How much do Americans hate paying taxes? According to a survey from WalletHub, one in four Americans would gladly get IRS tattooed on their body for a future free from taxes. What’s more, another 11 percent of those surveyed would name their first-born child Taxes.
For as much as Americans hate paying taxes, there’s no denying that it’s important and not paying them could have some dire consequences:
- About 1.1 million people will be audited by the IRS each year and a third of those audits are conducted in the field by IRS officials.
- The IRS can audit any business tax return within three years of filing and it can collect back taxes owed for up to 10 years. As an example, if a 2017 audit of a return filed in 2015 finds discrepancies in previously filed returns, then the IRS can collect back taxes owed between 2007 and 2017.
With so much at stake, it pays to know what to do and how to do it correctly when it comes to paying the tax man every April 15. For small businesses, individuals and countless others, paying taxes correctly and on time is crucial.
Even though it’s important, there are scores of folks who don’t pay taxes. Each year, Americans fail to pay $458 billion in taxes and underpayment amounts to almost $40 billion a year.
For new taxpayers who make a tax mistake, there is a form of help: the IRS penalty abatement.
What is the IRS penalty abatement? Simply put, it allows a first-time noncompliant taxpayer to request abatement for certain tax penalties in a single period. For individuals, they can request a failure-to-file or failure-to pay penalty waiver.
To qualify, a taxpayer must be the following conditions:
- The taxpayer must not have been assessed any other “significant amount” penalties on the same type of tax return within the last three years.
- He/she must be in compliance with all the proper tax filing and payment requirements.
- He/she has arranged to pay any taxes which are due, usually through an IRS installment agreement.

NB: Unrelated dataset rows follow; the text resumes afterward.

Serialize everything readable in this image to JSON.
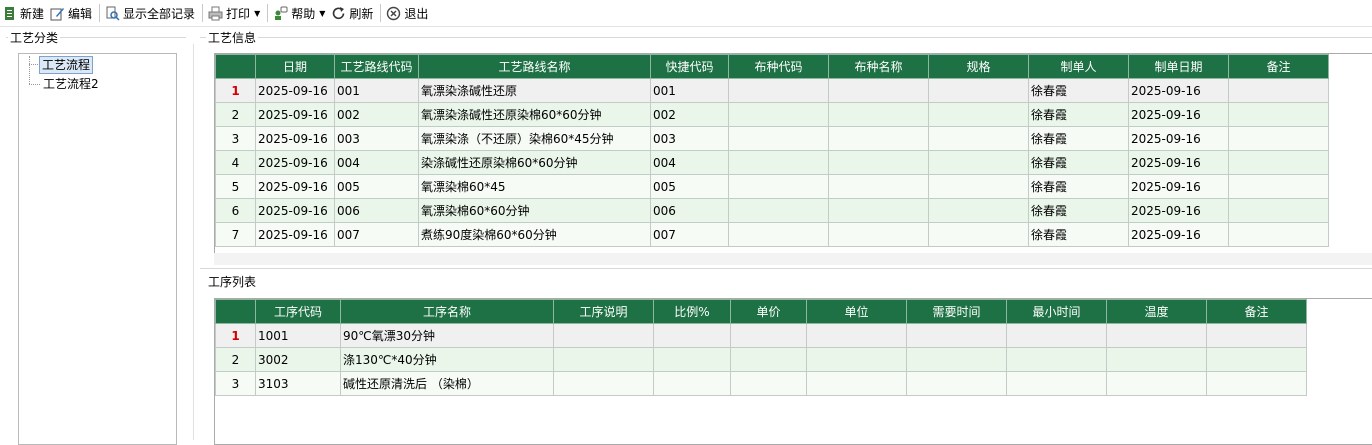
{
  "toolbar": {
    "new_label": "新建",
    "edit_label": "编辑",
    "show_all_label": "显示全部记录",
    "print_label": "打印",
    "help_label": "帮助",
    "refresh_label": "刷新",
    "exit_label": "退出"
  },
  "sections": {
    "category_title": "工艺分类",
    "info_title": "工艺信息",
    "process_title": "工序列表"
  },
  "tree": {
    "items": [
      {
        "label": "工艺流程"
      },
      {
        "label": "工艺流程2"
      }
    ]
  },
  "routes": {
    "headers": [
      "",
      "日期",
      "工艺路线代码",
      "工艺路线名称",
      "快捷代码",
      "布种代码",
      "布种名称",
      "规格",
      "制单人",
      "制单日期",
      "备注"
    ],
    "rows": [
      {
        "n": "1",
        "date": "2025-09-16",
        "code": "001",
        "name": "氧漂染涤碱性还原",
        "quick": "001",
        "cloth_code": "",
        "cloth_name": "",
        "spec": "",
        "maker": "徐春霞",
        "make_date": "2025-09-16",
        "note": ""
      },
      {
        "n": "2",
        "date": "2025-09-16",
        "code": "002",
        "name": "氧漂染涤碱性还原染棉60*60分钟",
        "quick": "002",
        "cloth_code": "",
        "cloth_name": "",
        "spec": "",
        "maker": "徐春霞",
        "make_date": "2025-09-16",
        "note": ""
      },
      {
        "n": "3",
        "date": "2025-09-16",
        "code": "003",
        "name": "氧漂染涤（不还原）染棉60*45分钟",
        "quick": "003",
        "cloth_code": "",
        "cloth_name": "",
        "spec": "",
        "maker": "徐春霞",
        "make_date": "2025-09-16",
        "note": ""
      },
      {
        "n": "4",
        "date": "2025-09-16",
        "code": "004",
        "name": "染涤碱性还原染棉60*60分钟",
        "quick": "004",
        "cloth_code": "",
        "cloth_name": "",
        "spec": "",
        "maker": "徐春霞",
        "make_date": "2025-09-16",
        "note": ""
      },
      {
        "n": "5",
        "date": "2025-09-16",
        "code": "005",
        "name": "氧漂染棉60*45",
        "quick": "005",
        "cloth_code": "",
        "cloth_name": "",
        "spec": "",
        "maker": "徐春霞",
        "make_date": "2025-09-16",
        "note": ""
      },
      {
        "n": "6",
        "date": "2025-09-16",
        "code": "006",
        "name": "氧漂染棉60*60分钟",
        "quick": "006",
        "cloth_code": "",
        "cloth_name": "",
        "spec": "",
        "maker": "徐春霞",
        "make_date": "2025-09-16",
        "note": ""
      },
      {
        "n": "7",
        "date": "2025-09-16",
        "code": "007",
        "name": "煮练90度染棉60*60分钟",
        "quick": "007",
        "cloth_code": "",
        "cloth_name": "",
        "spec": "",
        "maker": "徐春霞",
        "make_date": "2025-09-16",
        "note": ""
      }
    ]
  },
  "processes": {
    "headers": [
      "",
      "工序代码",
      "工序名称",
      "工序说明",
      "比例%",
      "单价",
      "单位",
      "需要时间",
      "最小时间",
      "温度",
      "备注"
    ],
    "rows": [
      {
        "n": "1",
        "code": "1001",
        "name": "90℃氧漂30分钟",
        "desc": "",
        "ratio": "",
        "price": "",
        "unit": "",
        "need_time": "",
        "min_time": "",
        "temp": "",
        "note": ""
      },
      {
        "n": "2",
        "code": "3002",
        "name": "涤130℃*40分钟",
        "desc": "",
        "ratio": "",
        "price": "",
        "unit": "",
        "need_time": "",
        "min_time": "",
        "temp": "",
        "note": ""
      },
      {
        "n": "3",
        "code": "3103",
        "name": "碱性还原清洗后 （染棉）",
        "desc": "",
        "ratio": "",
        "price": "",
        "unit": "",
        "need_time": "",
        "min_time": "",
        "temp": "",
        "note": ""
      }
    ]
  },
  "colors": {
    "header_green": "#1e7145",
    "row_alt": "#eaf6ea",
    "selected_row_number": "#d40000"
  }
}
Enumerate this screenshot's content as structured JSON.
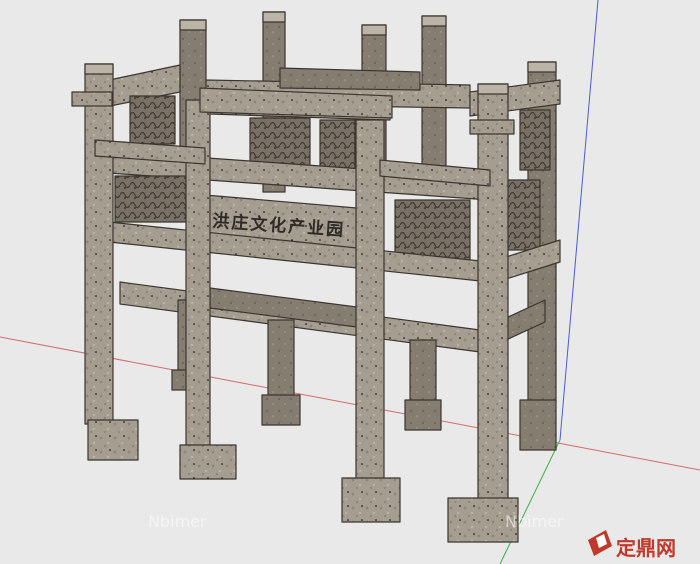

The IRS penalty abatement waiver was introduced 12 years ago, but is used infrequently by taxpayers who meet the requirements. While a taxpayer can ask for an IRS penalty abatement waver, they can also request relief from the failure to pay, deposit or file penalties.
- Before that type of penalty is accessed to the taxpayer, they can file something called a penalty nonassertion request with a paper tax form to persuade the IRS not to automatically access them a penalty.
- After the penalty has been accessed, the taxpayer can write a penalty abatement letter or call the IRS to request an IRS penalty abatement. Consulting a tax professional can also give the taxpayer the ability to make such a request online.
- If a taxpayer has been penalized and paid all the necessary fines, they can request a refund with a specific form (form 843). The refund claim has to be filed within two years of the date on which the penalty was paid.
If you’ve gotten IRS unpaid tax notices or need to make a first time penalty abatement request, consulting a tax professional or tax lawyer is a good idea and they will be able to give you a good idea of what your options are to resolve your problem.